Brookhaven voters to weigh in on changes to elected officials’ terms

Brookhaven Town Supervisor Ed Romaine. File photo by Erika Karp

Although politicians in Brookhaven Town are not up for election this cycle, voters will be asked a question with long-term implications for town government in November.

Brookhaven Town board voted unanimously to establish a referendum on the ballot Nov. 6 asking town residents to weigh in on changes to terms in office for elected officials, specifically increasing terms from two years, as is currently the law, to four years for councilmembers, the supervisor and highway superintendent. The referendum will have a second component as part of the same yea or nay question: limiting officials to three terms in office. That component would impact the above positions, as well as town clerk and receiver of taxes. Both components will appear as part of a single proposition, according to Town Attorney Annette Eaderesto. Putting the issue up to a vote was established as a result of an Aug. 2 public hearing. If passed the law would go into effect for terms beginning Jan. 1, 2020.

“[The voters] have, in the past weighed in, and whatever they weighed in to is not being listened to now,” Supervisor Ed Romaine (R) said during the hearing. “Maybe that’s fine with them, maybe it’s not, but I would like to go back and ask them, ‘what do you think?’”

In 1993, residents voted to implement a limit of three, four-year terms on elected officials, though that law was no longer applicable following a 2002 public vote to establish council districts, as state law dictates councilmembers in towns with council districts serve two-year terms, according to Emily Pines, Romaine’s chief of staff and a former New York State Supreme Court justice, who spoke during the hearing.

Several members of the public commented in opposition of various aspects of the referendum, saying the two components should be separated to be voted on individually; there’s not enough time to untangle issues with the language of the law, like what to do with an individual who served as a councilperson for 12 years and then is elected to another position such as supervisor; and how to handle time already served by current members.
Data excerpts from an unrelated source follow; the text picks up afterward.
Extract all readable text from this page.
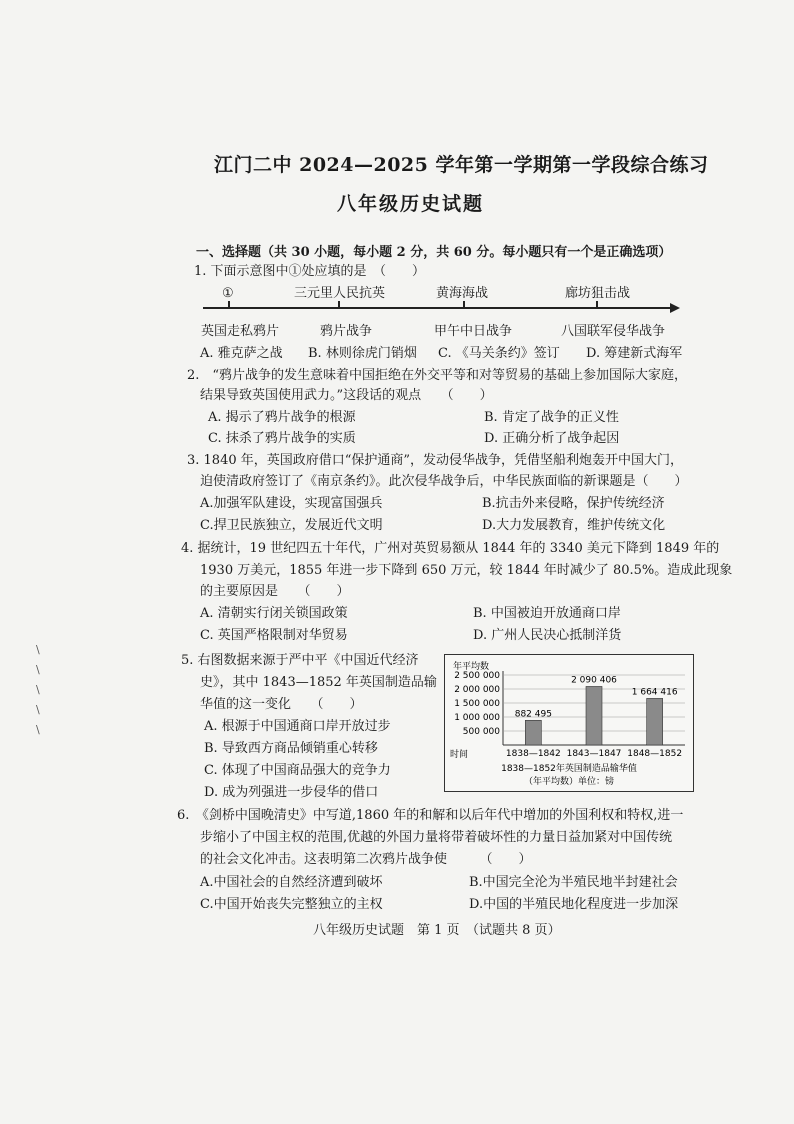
江门二中 2024—2025 学年第一学期第一学段综合练习
八年级历史试题
一、选择题（共 30 小题，每小题 2 分，共 60 分。每小题只有一个是正确选项）
1. 下面示意图中①处应填的是　（　　）
①	三元里人民抗英	黄海海战	廊坊狙击战
英国走私鸦片	鸦片战争	甲午中日战争	八国联军侵华战争
A. 雅克萨之战 B. 林则徐虎门销烟 C. 《马关条约》签订 D. 筹建新式海军
2.　“鸦片战争的发生意味着中国拒绝在外交平等和对等贸易的基础上参加国际大家庭，
结果导致英国使用武力。”这段话的观点　　（　　）
A. 揭示了鸦片战争的根源	B. 肯定了战争的正义性
C. 抹杀了鸦片战争的实质	D. 正确分析了战争起因
3. 1840 年，英国政府借口“保护通商”，发动侵华战争，凭借坚船利炮轰开中国大门，
迫使清政府签订了《南京条约》。此次侵华战争后，中华民族面临的新课题是（　　）
A.加强军队建设，实现富国强兵	B.抗击外来侵略，保护传统经济
C.捍卫民族独立，发展近代文明	D.大力发展教育，维护传统文化
4. 据统计，19 世纪四五十年代，广州对英贸易额从 1844 年的 3340 美元下降到 1849 年的
1930 万美元，1855 年进一步下降到 650 万元，较 1844 年时减少了 80.5%。造成此现象
的主要原因是　　（　　）
A. 清朝实行闭关锁国政策	B. 中国被迫开放通商口岸
C. 英国严格限制对华贸易	D. 广州人民决心抵制洋货
\
\
\
\
\
5. 右图数据来源于严中平《中国近代经济
史》，其中 1843—1852 年英国制造品输
华值的这一变化　　（　　）
A. 根源于中国通商口岸开放过步
B. 导致西方商品倾销重心转移
C. 体现了中国商品强大的竞争力
D. 成为列强进一步侵华的借口
年平均数
时间
1838—1852年英国制造品输华值
（年平均数）单位：镑
2 500 000
2 000 000
1 500 000
1 000 000
500 000
882 495
1838—1842
2 090 406
1843—1847
1 664 416
1848—1852
6.　《剑桥中国晚清史》中写道,1860 年的和解和以后年代中增加的外国利权和特权,进一
步缩小了中国主权的范围,优越的外国力量将带着破坏性的力量日益加紧对中国传统
的社会文化冲击。这表明第二次鸦片战争使　　　（　　）
A.中国社会的自然经济遭到破坏	B.中国完全沦为半殖民地半封建社会
C.中国开始丧失完整独立的主权	D.中国的半殖民地化程度进一步加深
八年级历史试题　第 1 页　（试题共 8 页）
Others cited shorter terms as fostering more accountability for elected representatives.

“I think it’s too complex to be one resolution,” said Jeff Kagan, a resident and representative from Affiliated Brookhaven Civic Organization. “I think you’re asking the voters to vote on somethings they like and somethings they may not like.”

Anthony Portesy, the Democrat candidate for town highway superintendent in 2017 and a private attorney, spoke against extending terms to four years, but said he would be in favor of three years because having to campaign every two years can be “arduous.”

“While I’m not opposed to the extension of terms per se, four-year terms is an eternity in politics, too long for hyperlocal town races,” he said. “We don’t want to create electoral feudalism in Brookhaven through the coercive powers of incumbency.”

Patchogue Village Mayor Paul Pontieri spoke in favor of going to four-year terms during the hearing about having to run for office every two years, saying it can get in the way of accomplishing goals set forth at the beginning of a term. Romaine and councilmembers Valerie Cartright (D-Port Jefferson Station), Jane Bonner (C-Rocky Point) and Kevin LaValle (R-Selden) each expressed similar sentiments when asked if they intend to support the idea in early July when the public hearing was set.

“You don’t have the constant churning in politics that can sometimes undermine the system,” Romaine said. “It allows for long-range planning and programs. It takes the politics out of local government.”

Eaderesto said the town’s law department will draft the wording as it will appear on the ballot in November and share it with the town board prior to submitting it to the Suffolk County Board of Elections by Oct. 1.